First, plaintiffs will need to plead their claims with the specificity that is required under Federal Rule of Civil Procedure 9(b), or face dismissal.  This requirement can be challenging for many qui tam plaintiffs.  Indeed, the Radice case itself may have been voluntarily dismissed because of the complaint’s lack of a coherent theory of liability and its failure to provide sufficient detail to comply with Rule 9(b). 

Second, in order to establish that claims paid by Medicare and Medicaid were “false” under the FCA, plaintiffs will have to prove that a reverse-payment agreement was illegal.  In FTC v. Actavis, the Supreme Court held that reverse payments are not per se illegal, and it instructed the lower courts to evaluate the anticompetitive effects of reverse-payment agreements on a case-by-case basis.  As a result, a plaintiff would need to prove “falsity” by conducting a mini-trial on the anticompetitive effect of a particular reverse-payment agreement.  A plaintiff would need to present evidence of multiple factors, including the adverse effects on competition, the market power of the name-brand manufacturer, and the existence of large, unjustified payments.  These are technical and complex factors requiring extensive expert testimony.

Third, many claims that might be asserted by qui tam plaintiffs would be subject to dismissal under the FCA’s public disclosure bar, which prohibits the filing of lawsuits that are based on publicly disclosed information.  There has been extensive prior litigation and reporting in the news media about reverse-payment agreements, which could serve as a bar to subsequent qui tam lawsuits over those agreements.

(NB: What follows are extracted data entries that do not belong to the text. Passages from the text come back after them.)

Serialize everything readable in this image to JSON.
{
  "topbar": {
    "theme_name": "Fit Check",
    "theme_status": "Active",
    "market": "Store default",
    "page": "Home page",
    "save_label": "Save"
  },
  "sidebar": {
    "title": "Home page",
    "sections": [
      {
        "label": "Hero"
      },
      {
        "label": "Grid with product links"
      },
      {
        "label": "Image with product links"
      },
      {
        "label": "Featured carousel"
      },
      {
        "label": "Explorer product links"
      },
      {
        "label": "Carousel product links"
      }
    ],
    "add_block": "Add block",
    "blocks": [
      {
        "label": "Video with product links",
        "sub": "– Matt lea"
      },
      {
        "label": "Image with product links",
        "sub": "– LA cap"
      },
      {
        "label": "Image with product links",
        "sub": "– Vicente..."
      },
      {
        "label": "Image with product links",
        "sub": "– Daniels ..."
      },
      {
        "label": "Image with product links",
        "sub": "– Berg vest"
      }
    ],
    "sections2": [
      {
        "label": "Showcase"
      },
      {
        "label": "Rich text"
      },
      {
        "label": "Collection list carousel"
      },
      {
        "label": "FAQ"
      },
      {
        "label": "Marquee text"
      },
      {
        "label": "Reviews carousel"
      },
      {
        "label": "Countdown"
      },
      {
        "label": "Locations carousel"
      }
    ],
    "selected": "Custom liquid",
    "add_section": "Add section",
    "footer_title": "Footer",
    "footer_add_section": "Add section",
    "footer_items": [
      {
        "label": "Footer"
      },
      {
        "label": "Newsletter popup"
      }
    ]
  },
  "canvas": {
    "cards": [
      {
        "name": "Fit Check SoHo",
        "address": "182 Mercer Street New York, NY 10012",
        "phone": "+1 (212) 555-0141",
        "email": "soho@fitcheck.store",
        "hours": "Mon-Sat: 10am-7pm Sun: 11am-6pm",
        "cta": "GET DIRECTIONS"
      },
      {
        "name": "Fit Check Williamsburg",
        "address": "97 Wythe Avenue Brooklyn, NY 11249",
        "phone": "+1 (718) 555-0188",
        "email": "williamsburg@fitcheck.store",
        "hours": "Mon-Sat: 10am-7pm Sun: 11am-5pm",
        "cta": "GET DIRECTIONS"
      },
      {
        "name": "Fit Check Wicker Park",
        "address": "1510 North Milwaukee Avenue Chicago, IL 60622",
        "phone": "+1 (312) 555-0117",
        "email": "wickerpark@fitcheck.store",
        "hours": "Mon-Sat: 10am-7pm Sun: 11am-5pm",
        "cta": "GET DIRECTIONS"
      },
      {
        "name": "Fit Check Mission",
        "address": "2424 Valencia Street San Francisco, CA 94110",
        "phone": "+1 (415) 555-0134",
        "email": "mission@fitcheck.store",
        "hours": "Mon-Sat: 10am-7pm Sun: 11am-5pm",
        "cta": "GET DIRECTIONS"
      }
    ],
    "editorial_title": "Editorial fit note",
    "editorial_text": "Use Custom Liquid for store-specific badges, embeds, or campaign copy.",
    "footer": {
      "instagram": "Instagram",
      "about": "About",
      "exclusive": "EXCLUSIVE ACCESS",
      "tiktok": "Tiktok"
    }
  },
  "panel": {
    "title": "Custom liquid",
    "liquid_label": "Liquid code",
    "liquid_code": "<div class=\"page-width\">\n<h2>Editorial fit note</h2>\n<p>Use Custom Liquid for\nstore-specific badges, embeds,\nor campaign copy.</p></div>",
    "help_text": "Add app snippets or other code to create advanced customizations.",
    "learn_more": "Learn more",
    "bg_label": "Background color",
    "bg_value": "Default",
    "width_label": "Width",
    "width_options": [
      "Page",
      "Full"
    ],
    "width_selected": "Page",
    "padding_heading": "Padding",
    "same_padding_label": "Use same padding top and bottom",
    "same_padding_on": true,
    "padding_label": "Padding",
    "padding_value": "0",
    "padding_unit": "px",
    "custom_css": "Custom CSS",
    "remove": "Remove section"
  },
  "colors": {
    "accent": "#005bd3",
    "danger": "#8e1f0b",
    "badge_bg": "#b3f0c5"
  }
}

Notwithstanding these obstacles, the Radice case serves as a pointed reminder that enterprising plaintiffs’ counsel will continue pursuing qui tam suits that stretch the False Claims Act far beyond its original purpose.  Rather than using the statute to combat actual fraud in federal programs, plaintiffs’ counsel view the FCA as a “super-enforcement tool” that rewards them richly for purporting to recover funds on behalf of the government.  In cases patterned on Radice, plaintiffs are not undertaking law enforcement in the absence of government prosecutorial mechanisms.  To the contrary, the antitrust laws already provide federal officials with ample authority to pursue allegedly anticompetitive reverse-payment agreements and recover damages if those agreements harm the public.